Proven reserves were estimated at around 180 billion barrels, but 95 percent of that are tarsands found in the western province of Alberta.
Until recently, bituminous substances such as shale oil and tarsands were not included in classifications such as that established by the journal, owing to major difficulties in exploiting the reserves.
Accounting methods remain a controversial issue within the oil sector, but the reserves are nonetheless there and they are gigantic.
At almost four trillion barrels, of which 600 billion barrels are considered potentially exploitable, nonconventional oil represents a supplemental resource almost equal to the current reserves of conventional oil in the Middle East, according to the French Oil Institute.
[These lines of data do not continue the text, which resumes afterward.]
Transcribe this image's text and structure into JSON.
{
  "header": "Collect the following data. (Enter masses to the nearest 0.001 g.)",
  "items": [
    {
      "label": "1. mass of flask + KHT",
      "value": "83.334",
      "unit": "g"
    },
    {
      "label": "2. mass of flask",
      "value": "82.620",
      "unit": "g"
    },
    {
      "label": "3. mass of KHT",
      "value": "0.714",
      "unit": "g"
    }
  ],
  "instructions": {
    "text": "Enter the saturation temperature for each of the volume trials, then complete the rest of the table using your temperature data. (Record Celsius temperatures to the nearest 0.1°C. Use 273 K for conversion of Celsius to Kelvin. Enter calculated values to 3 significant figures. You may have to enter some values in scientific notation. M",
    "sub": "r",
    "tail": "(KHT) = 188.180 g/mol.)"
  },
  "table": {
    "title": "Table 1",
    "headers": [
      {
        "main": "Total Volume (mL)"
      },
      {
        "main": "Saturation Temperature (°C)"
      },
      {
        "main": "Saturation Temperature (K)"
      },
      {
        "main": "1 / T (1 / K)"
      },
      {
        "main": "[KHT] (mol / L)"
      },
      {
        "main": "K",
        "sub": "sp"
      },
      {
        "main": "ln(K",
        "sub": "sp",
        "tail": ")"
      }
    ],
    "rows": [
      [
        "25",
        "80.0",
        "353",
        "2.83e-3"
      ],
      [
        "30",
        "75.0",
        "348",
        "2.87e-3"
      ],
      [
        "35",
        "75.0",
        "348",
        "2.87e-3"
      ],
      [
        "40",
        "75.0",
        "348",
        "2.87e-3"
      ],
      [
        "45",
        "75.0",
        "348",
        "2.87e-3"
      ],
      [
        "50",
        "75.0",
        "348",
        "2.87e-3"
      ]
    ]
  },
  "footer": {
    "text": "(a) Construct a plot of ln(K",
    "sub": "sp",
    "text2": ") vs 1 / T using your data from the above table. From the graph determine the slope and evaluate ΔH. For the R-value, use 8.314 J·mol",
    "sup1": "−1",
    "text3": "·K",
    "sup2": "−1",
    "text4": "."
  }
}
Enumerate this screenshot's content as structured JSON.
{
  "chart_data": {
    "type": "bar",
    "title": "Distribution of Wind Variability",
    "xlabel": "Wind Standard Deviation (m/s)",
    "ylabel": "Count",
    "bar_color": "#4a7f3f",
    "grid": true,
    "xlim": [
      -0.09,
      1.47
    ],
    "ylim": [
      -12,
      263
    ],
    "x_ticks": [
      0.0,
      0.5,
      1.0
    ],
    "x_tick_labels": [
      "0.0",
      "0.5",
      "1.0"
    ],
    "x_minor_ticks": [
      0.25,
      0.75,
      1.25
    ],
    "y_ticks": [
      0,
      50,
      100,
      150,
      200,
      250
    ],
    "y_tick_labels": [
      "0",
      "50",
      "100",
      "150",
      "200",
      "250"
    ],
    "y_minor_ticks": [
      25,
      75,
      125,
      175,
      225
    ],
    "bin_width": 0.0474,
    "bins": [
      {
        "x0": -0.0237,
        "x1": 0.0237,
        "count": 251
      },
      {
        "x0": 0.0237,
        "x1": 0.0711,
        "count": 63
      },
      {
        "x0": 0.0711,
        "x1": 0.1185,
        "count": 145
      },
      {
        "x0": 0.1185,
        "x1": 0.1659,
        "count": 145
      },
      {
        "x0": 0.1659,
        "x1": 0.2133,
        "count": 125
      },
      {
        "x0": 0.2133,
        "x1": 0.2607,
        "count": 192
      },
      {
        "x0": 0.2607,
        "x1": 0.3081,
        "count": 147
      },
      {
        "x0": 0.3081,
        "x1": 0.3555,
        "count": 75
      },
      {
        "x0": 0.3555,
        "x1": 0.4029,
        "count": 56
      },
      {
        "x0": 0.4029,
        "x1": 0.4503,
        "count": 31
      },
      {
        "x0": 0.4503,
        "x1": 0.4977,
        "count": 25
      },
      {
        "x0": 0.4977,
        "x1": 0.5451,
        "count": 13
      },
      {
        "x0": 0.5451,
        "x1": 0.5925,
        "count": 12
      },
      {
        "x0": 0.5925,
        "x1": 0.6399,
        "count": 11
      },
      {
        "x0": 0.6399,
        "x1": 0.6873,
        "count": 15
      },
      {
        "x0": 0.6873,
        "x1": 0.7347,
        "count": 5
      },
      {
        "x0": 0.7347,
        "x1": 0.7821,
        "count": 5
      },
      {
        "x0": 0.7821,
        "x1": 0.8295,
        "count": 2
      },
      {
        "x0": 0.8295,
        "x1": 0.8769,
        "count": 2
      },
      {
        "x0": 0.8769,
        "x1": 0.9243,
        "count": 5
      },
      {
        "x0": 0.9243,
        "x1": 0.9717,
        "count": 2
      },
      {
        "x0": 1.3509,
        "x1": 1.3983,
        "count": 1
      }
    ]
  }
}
"Extraction in some zones has already begun and is economically viable with a barrel at $25," the institute said.
Last week oil prices hit new highs of $67 in New York and more than $66 in London.
"Valorization of heavy oil is without doubt one of the technological paths that must be mastered as quickly as possible," noted Francis Perrin, editor in chief of the trade magazine Le petrole et le Gaz Arabes (Arab Oil and Gas).
"The main interest is these are reserves that have already been discovered. There is no exploration risk. We have estimated them and they are absolutely gigantic," Perrin said.
Serious obstacles remain such as the amount of water needed or quantities of carbon dioxide released in the extraction process, but techniques have advanced a long way.
Once treated, nonconventional oil can be used to produce synthetic oil, which can then be refined and used in place of conventional oil.
As a result, the sector is now humming, and two major operations were announced this month.
The U.S. pipeline operator Kinder Morgan has acquired the Canadian group Terasen for about $5.6 billion.
Morgan said on August 1 that Alberta oils and reserves owned by Terasen were "expected to become an increasingly important supply source to North America and Asia."
The French group Total announced that it would pay $1.11 billion for the Canadian Deer Creek Energy, which owns massive reserves near Athabasca, in the same western province.
Oil majors such as ChevronTexaco, ConocoPhillips and Total are also working on heavy oil reserves in the Orenoque region of Venezuela, where reserves are estimated at between 100-270 billion barrels.
The situation appears to be a bit more delicate than in Canada, however.
Venezuelan President Hugo Chavez is cranking up pressure on foreign oil companies to sign contracts that provide more royalties and tax revenue for his country.